The two dimensions of one signal (the message of the claimer) are the extent to which the statement is true and how certain the claimer is of the truth value. Confidence emphasises that the claimer is certain about the truth value, regardless of whether this value is true or false. The claim itself is the first dimension of the signal. The reason the third dimension of the information is not part of the first signal is that the claim that the truth is unknowable is itself a second claim about the world, i.e. a second two-dimensional signal saying how much some agency is hiding or publicising the truth and how certain the speaker is of the direction and extent of the agency’s activity.

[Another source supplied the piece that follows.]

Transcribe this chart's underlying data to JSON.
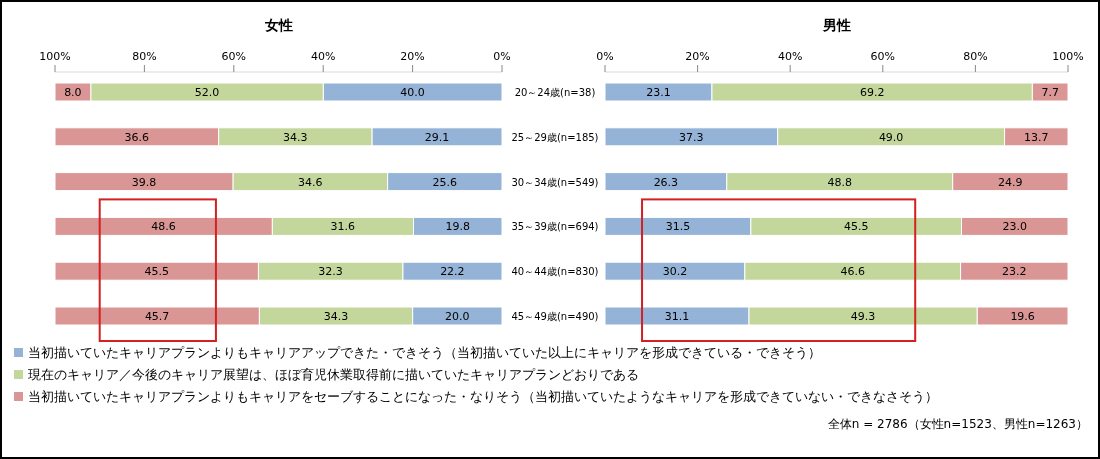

Opinion expressers in (social) media usually choose an extreme value for both dimensions of both signals. They claim some statement about the world is either the ultimate truth or completely false or unknowable and exactly in the middle, not a moderate distance to one side. In the second dimension of both signals, the opinionated people express complete certainty. If the first signal says the statement is true or false, then the second signal is not sent and is not needed, because if there is complete certainty of the truth value of the statement, then the statement must be perfectly knowable. If the first signal says the statement is fifty-fifty (the speaker does not know whether true or false), then in the second signal, the speaker claims that the truth is absolutely not knowable. This excuses the speaker’s claimed lack of knowledge as due to an objective impossibility, instead of the speaker’s limited data and understanding.